ABSTRACT During the immediate-early (IE) phase of reactivation from latency, the Kaposis sarcoma-associated herpesvirus (KSHV) replication and transcription activator protein (RTA) (or ORF50) is thought to be the most critical trigger that upregulates expression of many downstream viral lytic cycle genes, including the delayed-early (DE) gene encoding the replication-associated protein (RAP) (or K8). RAP physically interacts with and stabilizes the cellular transcription factor CCAAT/enhancer-binding protein-α (C/EBPα), leading to upregulated expression of the cellular C/EBPα and p21CIP-1 proteins followed by G0/G1 cell cycle arrest. Furthermore, RTA also interacts with C/EBPα, and both RAP and RTA cooperate with C/EBPα to activate the RAP promoter through binding to a strong proximal C/EBP binding site that also serves as an RTA-responsive element (RRE). Here we show that C/EBPα also activates the IE RTA promoter in transient-cotransfection reporter gene assays and that addition of either RTA or RAP enhances the effect. Electrophoretic mobility shift assay and deletion analysis revealed three C/EBP binding sites that mediate cooperative transactivation of the RTA promoter by C/EBPα and RTA. Furthermore, chromatin immunoprecipitation assay results showed that the endogenous C/EBPα, RTA, and RAP proteins all associate with RTA promoter sequences in tetradecanoyl phorbol acetate-induced primary effusion lymphoma (PEL) cells.
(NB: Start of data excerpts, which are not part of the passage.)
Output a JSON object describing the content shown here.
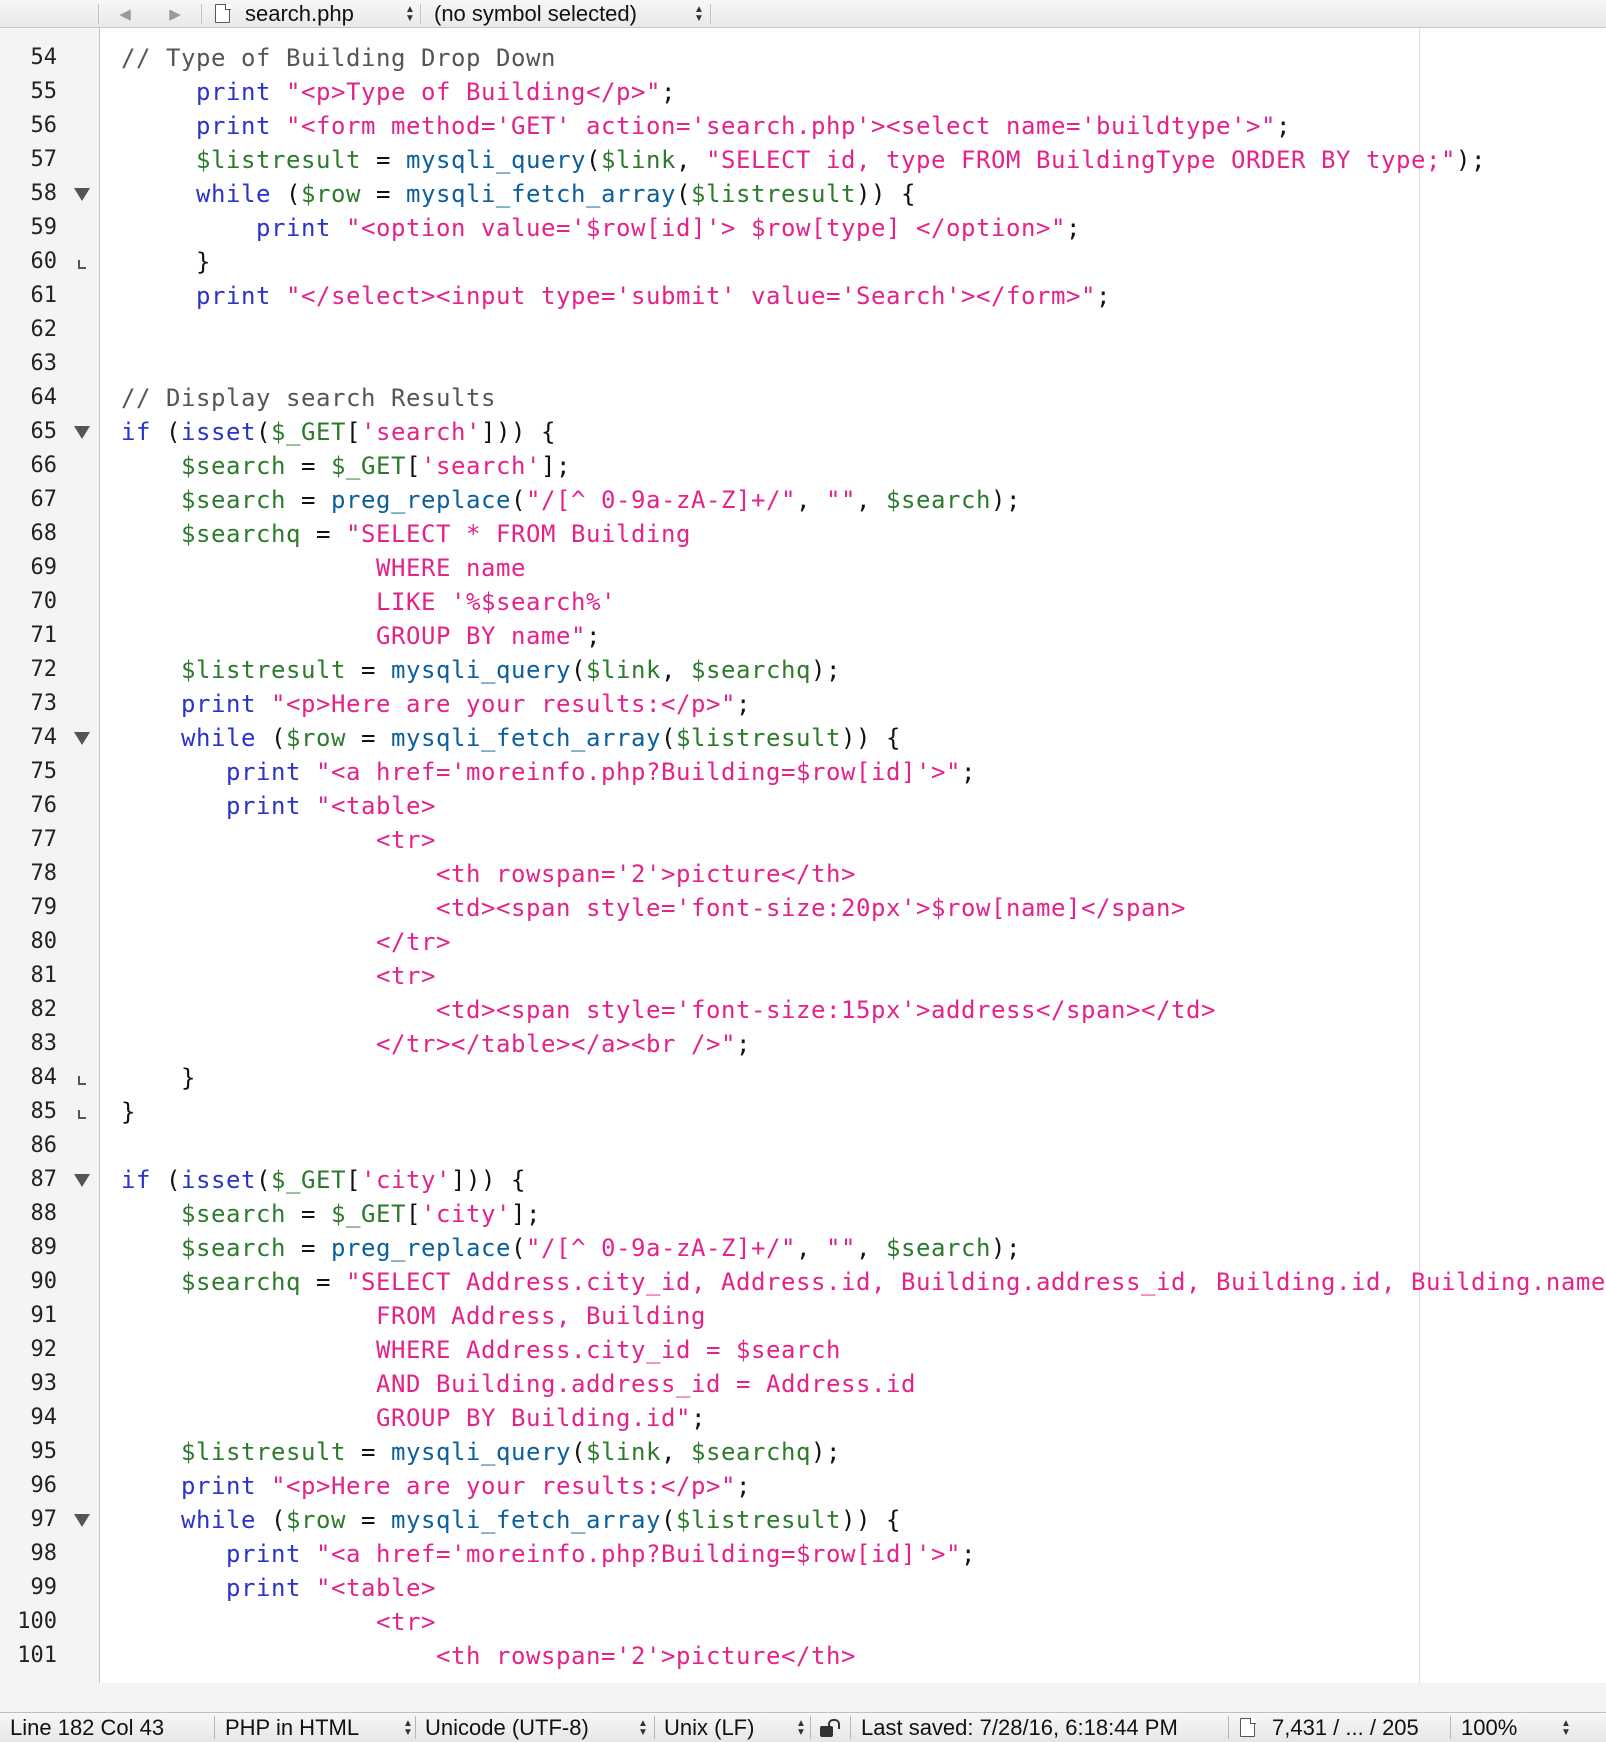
{
  "toolbar": {
    "back_glyph": "◀",
    "forward_glyph": "▶",
    "file_name": "search.php",
    "symbol_menu": "(no symbol selected)",
    "icons": [
      "back-arrow-icon",
      "forward-arrow-icon",
      "document-icon",
      "chevron-updown-icon"
    ]
  },
  "editor": {
    "lines": [
      {
        "num": "54",
        "fold": "",
        "tokens": [
          {
            "t": "// Type of Building Drop Down",
            "s": 5
          }
        ]
      },
      {
        "num": "55",
        "fold": "",
        "tokens": [
          {
            "t": "     ",
            "s": 0
          },
          {
            "t": "print",
            "s": 2
          },
          {
            "t": " ",
            "s": 0
          },
          {
            "t": "\"<p>Type of Building</p>\"",
            "s": 4
          },
          {
            "t": ";",
            "s": 0
          }
        ]
      },
      {
        "num": "56",
        "fold": "",
        "tokens": [
          {
            "t": "     ",
            "s": 0
          },
          {
            "t": "print",
            "s": 2
          },
          {
            "t": " ",
            "s": 0
          },
          {
            "t": "\"<form method='GET' action='search.php'><select name='buildtype'>\"",
            "s": 4
          },
          {
            "t": ";",
            "s": 0
          }
        ]
      },
      {
        "num": "57",
        "fold": "",
        "tokens": [
          {
            "t": "     ",
            "s": 0
          },
          {
            "t": "$listresult",
            "s": 3
          },
          {
            "t": " = ",
            "s": 0
          },
          {
            "t": "mysqli_query",
            "s": 1
          },
          {
            "t": "(",
            "s": 0
          },
          {
            "t": "$link",
            "s": 3
          },
          {
            "t": ", ",
            "s": 0
          },
          {
            "t": "\"SELECT id, type FROM BuildingType ORDER BY type;\"",
            "s": 4
          },
          {
            "t": ");",
            "s": 0
          }
        ]
      },
      {
        "num": "58",
        "fold": "open",
        "tokens": [
          {
            "t": "     ",
            "s": 0
          },
          {
            "t": "while",
            "s": 2
          },
          {
            "t": " (",
            "s": 0
          },
          {
            "t": "$row",
            "s": 3
          },
          {
            "t": " = ",
            "s": 0
          },
          {
            "t": "mysqli_fetch_array",
            "s": 1
          },
          {
            "t": "(",
            "s": 0
          },
          {
            "t": "$listresult",
            "s": 3
          },
          {
            "t": ")) {",
            "s": 0
          }
        ]
      },
      {
        "num": "59",
        "fold": "",
        "tokens": [
          {
            "t": "         ",
            "s": 0
          },
          {
            "t": "print",
            "s": 2
          },
          {
            "t": " ",
            "s": 0
          },
          {
            "t": "\"<option value='$row[id]'> $row[type] </option>\"",
            "s": 4
          },
          {
            "t": ";",
            "s": 0
          }
        ]
      },
      {
        "num": "60",
        "fold": "close",
        "tokens": [
          {
            "t": "     }",
            "s": 0
          }
        ]
      },
      {
        "num": "61",
        "fold": "",
        "tokens": [
          {
            "t": "     ",
            "s": 0
          },
          {
            "t": "print",
            "s": 2
          },
          {
            "t": " ",
            "s": 0
          },
          {
            "t": "\"</select><input type='submit' value='Search'></form>\"",
            "s": 4
          },
          {
            "t": ";",
            "s": 0
          }
        ]
      },
      {
        "num": "62",
        "fold": "",
        "tokens": []
      },
      {
        "num": "63",
        "fold": "",
        "tokens": []
      },
      {
        "num": "64",
        "fold": "",
        "tokens": [
          {
            "t": "// Display search Results",
            "s": 5
          }
        ]
      },
      {
        "num": "65",
        "fold": "open",
        "tokens": [
          {
            "t": "if",
            "s": 2
          },
          {
            "t": " (",
            "s": 0
          },
          {
            "t": "isset",
            "s": 2
          },
          {
            "t": "(",
            "s": 0
          },
          {
            "t": "$_GET",
            "s": 3
          },
          {
            "t": "[",
            "s": 0
          },
          {
            "t": "'search'",
            "s": 4
          },
          {
            "t": "])) {",
            "s": 0
          }
        ]
      },
      {
        "num": "66",
        "fold": "",
        "tokens": [
          {
            "t": "    ",
            "s": 0
          },
          {
            "t": "$search",
            "s": 3
          },
          {
            "t": " = ",
            "s": 0
          },
          {
            "t": "$_GET",
            "s": 3
          },
          {
            "t": "[",
            "s": 0
          },
          {
            "t": "'search'",
            "s": 4
          },
          {
            "t": "];",
            "s": 0
          }
        ]
      },
      {
        "num": "67",
        "fold": "",
        "tokens": [
          {
            "t": "    ",
            "s": 0
          },
          {
            "t": "$search",
            "s": 3
          },
          {
            "t": " = ",
            "s": 0
          },
          {
            "t": "preg_replace",
            "s": 1
          },
          {
            "t": "(",
            "s": 0
          },
          {
            "t": "\"/[^ 0-9a-zA-Z]+/\"",
            "s": 4
          },
          {
            "t": ", ",
            "s": 0
          },
          {
            "t": "\"\"",
            "s": 4
          },
          {
            "t": ", ",
            "s": 0
          },
          {
            "t": "$search",
            "s": 3
          },
          {
            "t": ");",
            "s": 0
          }
        ]
      },
      {
        "num": "68",
        "fold": "",
        "tokens": [
          {
            "t": "    ",
            "s": 0
          },
          {
            "t": "$searchq",
            "s": 3
          },
          {
            "t": " = ",
            "s": 0
          },
          {
            "t": "\"SELECT * FROM Building",
            "s": 4
          }
        ]
      },
      {
        "num": "69",
        "fold": "",
        "tokens": [
          {
            "t": "                 WHERE name",
            "s": 4
          }
        ]
      },
      {
        "num": "70",
        "fold": "",
        "tokens": [
          {
            "t": "                 LIKE '%$search%'",
            "s": 4
          }
        ]
      },
      {
        "num": "71",
        "fold": "",
        "tokens": [
          {
            "t": "                 GROUP BY name\"",
            "s": 4
          },
          {
            "t": ";",
            "s": 0
          }
        ]
      },
      {
        "num": "72",
        "fold": "",
        "tokens": [
          {
            "t": "    ",
            "s": 0
          },
          {
            "t": "$listresult",
            "s": 3
          },
          {
            "t": " = ",
            "s": 0
          },
          {
            "t": "mysqli_query",
            "s": 1
          },
          {
            "t": "(",
            "s": 0
          },
          {
            "t": "$link",
            "s": 3
          },
          {
            "t": ", ",
            "s": 0
          },
          {
            "t": "$searchq",
            "s": 3
          },
          {
            "t": ");",
            "s": 0
          }
        ]
      },
      {
        "num": "73",
        "fold": "",
        "tokens": [
          {
            "t": "    ",
            "s": 0
          },
          {
            "t": "print",
            "s": 2
          },
          {
            "t": " ",
            "s": 0
          },
          {
            "t": "\"<p>Here are your results:</p>\"",
            "s": 4
          },
          {
            "t": ";",
            "s": 0
          }
        ]
      },
      {
        "num": "74",
        "fold": "open",
        "tokens": [
          {
            "t": "    ",
            "s": 0
          },
          {
            "t": "while",
            "s": 2
          },
          {
            "t": " (",
            "s": 0
          },
          {
            "t": "$row",
            "s": 3
          },
          {
            "t": " = ",
            "s": 0
          },
          {
            "t": "mysqli_fetch_array",
            "s": 1
          },
          {
            "t": "(",
            "s": 0
          },
          {
            "t": "$listresult",
            "s": 3
          },
          {
            "t": ")) {",
            "s": 0
          }
        ]
      },
      {
        "num": "75",
        "fold": "",
        "tokens": [
          {
            "t": "       ",
            "s": 0
          },
          {
            "t": "print",
            "s": 2
          },
          {
            "t": " ",
            "s": 0
          },
          {
            "t": "\"<a href='moreinfo.php?Building=$row[id]'>\"",
            "s": 4
          },
          {
            "t": ";",
            "s": 0
          }
        ]
      },
      {
        "num": "76",
        "fold": "",
        "tokens": [
          {
            "t": "       ",
            "s": 0
          },
          {
            "t": "print",
            "s": 2
          },
          {
            "t": " ",
            "s": 0
          },
          {
            "t": "\"<table>",
            "s": 4
          }
        ]
      },
      {
        "num": "77",
        "fold": "",
        "tokens": [
          {
            "t": "                 <tr>",
            "s": 4
          }
        ]
      },
      {
        "num": "78",
        "fold": "",
        "tokens": [
          {
            "t": "                     <th rowspan='2'>picture</th>",
            "s": 4
          }
        ]
      },
      {
        "num": "79",
        "fold": "",
        "tokens": [
          {
            "t": "                     <td><span style='font-size:20px'>$row[name]</span>",
            "s": 4
          }
        ]
      },
      {
        "num": "80",
        "fold": "",
        "tokens": [
          {
            "t": "                 </tr>",
            "s": 4
          }
        ]
      },
      {
        "num": "81",
        "fold": "",
        "tokens": [
          {
            "t": "                 <tr>",
            "s": 4
          }
        ]
      },
      {
        "num": "82",
        "fold": "",
        "tokens": [
          {
            "t": "                     <td><span style='font-size:15px'>address</span></td>",
            "s": 4
          }
        ]
      },
      {
        "num": "83",
        "fold": "",
        "tokens": [
          {
            "t": "                 </tr></table></a><br />\"",
            "s": 4
          },
          {
            "t": ";",
            "s": 0
          }
        ]
      },
      {
        "num": "84",
        "fold": "close",
        "tokens": [
          {
            "t": "    }",
            "s": 0
          }
        ]
      },
      {
        "num": "85",
        "fold": "close",
        "tokens": [
          {
            "t": "}",
            "s": 0
          }
        ]
      },
      {
        "num": "86",
        "fold": "",
        "tokens": []
      },
      {
        "num": "87",
        "fold": "open",
        "tokens": [
          {
            "t": "if",
            "s": 2
          },
          {
            "t": " (",
            "s": 0
          },
          {
            "t": "isset",
            "s": 2
          },
          {
            "t": "(",
            "s": 0
          },
          {
            "t": "$_GET",
            "s": 3
          },
          {
            "t": "[",
            "s": 0
          },
          {
            "t": "'city'",
            "s": 4
          },
          {
            "t": "])) {",
            "s": 0
          }
        ]
      },
      {
        "num": "88",
        "fold": "",
        "tokens": [
          {
            "t": "    ",
            "s": 0
          },
          {
            "t": "$search",
            "s": 3
          },
          {
            "t": " = ",
            "s": 0
          },
          {
            "t": "$_GET",
            "s": 3
          },
          {
            "t": "[",
            "s": 0
          },
          {
            "t": "'city'",
            "s": 4
          },
          {
            "t": "];",
            "s": 0
          }
        ]
      },
      {
        "num": "89",
        "fold": "",
        "tokens": [
          {
            "t": "    ",
            "s": 0
          },
          {
            "t": "$search",
            "s": 3
          },
          {
            "t": " = ",
            "s": 0
          },
          {
            "t": "preg_replace",
            "s": 1
          },
          {
            "t": "(",
            "s": 0
          },
          {
            "t": "\"/[^ 0-9a-zA-Z]+/\"",
            "s": 4
          },
          {
            "t": ", ",
            "s": 0
          },
          {
            "t": "\"\"",
            "s": 4
          },
          {
            "t": ", ",
            "s": 0
          },
          {
            "t": "$search",
            "s": 3
          },
          {
            "t": ");",
            "s": 0
          }
        ]
      },
      {
        "num": "90",
        "fold": "",
        "tokens": [
          {
            "t": "    ",
            "s": 0
          },
          {
            "t": "$searchq",
            "s": 3
          },
          {
            "t": " = ",
            "s": 0
          },
          {
            "t": "\"SELECT Address.city_id, Address.id, Building.address_id, Building.id, Building.name",
            "s": 4
          }
        ]
      },
      {
        "num": "91",
        "fold": "",
        "tokens": [
          {
            "t": "                 FROM Address, Building",
            "s": 4
          }
        ]
      },
      {
        "num": "92",
        "fold": "",
        "tokens": [
          {
            "t": "                 WHERE Address.city_id = $search",
            "s": 4
          }
        ]
      },
      {
        "num": "93",
        "fold": "",
        "tokens": [
          {
            "t": "                 AND Building.address_id = Address.id",
            "s": 4
          }
        ]
      },
      {
        "num": "94",
        "fold": "",
        "tokens": [
          {
            "t": "                 GROUP BY Building.id\"",
            "s": 4
          },
          {
            "t": ";",
            "s": 0
          }
        ]
      },
      {
        "num": "95",
        "fold": "",
        "tokens": [
          {
            "t": "    ",
            "s": 0
          },
          {
            "t": "$listresult",
            "s": 3
          },
          {
            "t": " = ",
            "s": 0
          },
          {
            "t": "mysqli_query",
            "s": 1
          },
          {
            "t": "(",
            "s": 0
          },
          {
            "t": "$link",
            "s": 3
          },
          {
            "t": ", ",
            "s": 0
          },
          {
            "t": "$searchq",
            "s": 3
          },
          {
            "t": ");",
            "s": 0
          }
        ]
      },
      {
        "num": "96",
        "fold": "",
        "tokens": [
          {
            "t": "    ",
            "s": 0
          },
          {
            "t": "print",
            "s": 2
          },
          {
            "t": " ",
            "s": 0
          },
          {
            "t": "\"<p>Here are your results:</p>\"",
            "s": 4
          },
          {
            "t": ";",
            "s": 0
          }
        ]
      },
      {
        "num": "97",
        "fold": "open",
        "tokens": [
          {
            "t": "    ",
            "s": 0
          },
          {
            "t": "while",
            "s": 2
          },
          {
            "t": " (",
            "s": 0
          },
          {
            "t": "$row",
            "s": 3
          },
          {
            "t": " = ",
            "s": 0
          },
          {
            "t": "mysqli_fetch_array",
            "s": 1
          },
          {
            "t": "(",
            "s": 0
          },
          {
            "t": "$listresult",
            "s": 3
          },
          {
            "t": ")) {",
            "s": 0
          }
        ]
      },
      {
        "num": "98",
        "fold": "",
        "tokens": [
          {
            "t": "       ",
            "s": 0
          },
          {
            "t": "print",
            "s": 2
          },
          {
            "t": " ",
            "s": 0
          },
          {
            "t": "\"<a href='moreinfo.php?Building=$row[id]'>\"",
            "s": 4
          },
          {
            "t": ";",
            "s": 0
          }
        ]
      },
      {
        "num": "99",
        "fold": "",
        "tokens": [
          {
            "t": "       ",
            "s": 0
          },
          {
            "t": "print",
            "s": 2
          },
          {
            "t": " ",
            "s": 0
          },
          {
            "t": "\"<table>",
            "s": 4
          }
        ]
      },
      {
        "num": "100",
        "fold": "",
        "tokens": [
          {
            "t": "                 <tr>",
            "s": 4
          }
        ]
      },
      {
        "num": "101",
        "fold": "",
        "tokens": [
          {
            "t": "                     <th rowspan='2'>picture</th>",
            "s": 4
          }
        ]
      }
    ]
  },
  "statusbar": {
    "position": "Line 182 Col 43",
    "language": "PHP in HTML",
    "encoding": "Unicode (UTF-8)",
    "line_endings": "Unix (LF)",
    "last_saved": "Last saved: 7/28/16, 6:18:44 PM",
    "doc_stats": "7,431 / ... / 205",
    "zoom": "100%"
  }
}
Induction of endogenous KSHV RTA mRNA in PEL cells by exogenously introduced C/EBPα was confirmed by reverse transcription-PCR analysis and by double-label indirect immunofluorescence assays. Reciprocally, expression of exogenous RTA also led to an increase of endogenous C/EBPα expression that could be detected by Western immunoblot assays even in KSHV-negative DG75 cells. Cotransfected RTA also increased positive C/EBPα autoregulation of the C/EBPα promoter in transient-cotransfection reporter gene assays. Finally, C/EBPα proved to strongly activate the promoters of two other KSHV DE genes encoding PAN (polyadenylated nuclear) RNA and MTA (ORF57), which was again mediated by C/EBP binding sites that also contribute to RTA activation. Overall, these results support a model in which the cellular transcription factor C/EBPα and RTA:C/EBPα interactions play important roles both upstream and downstream of the two major KSHV regulatory proteins RTA and RAP during the early stages of lytic cycle reactivation.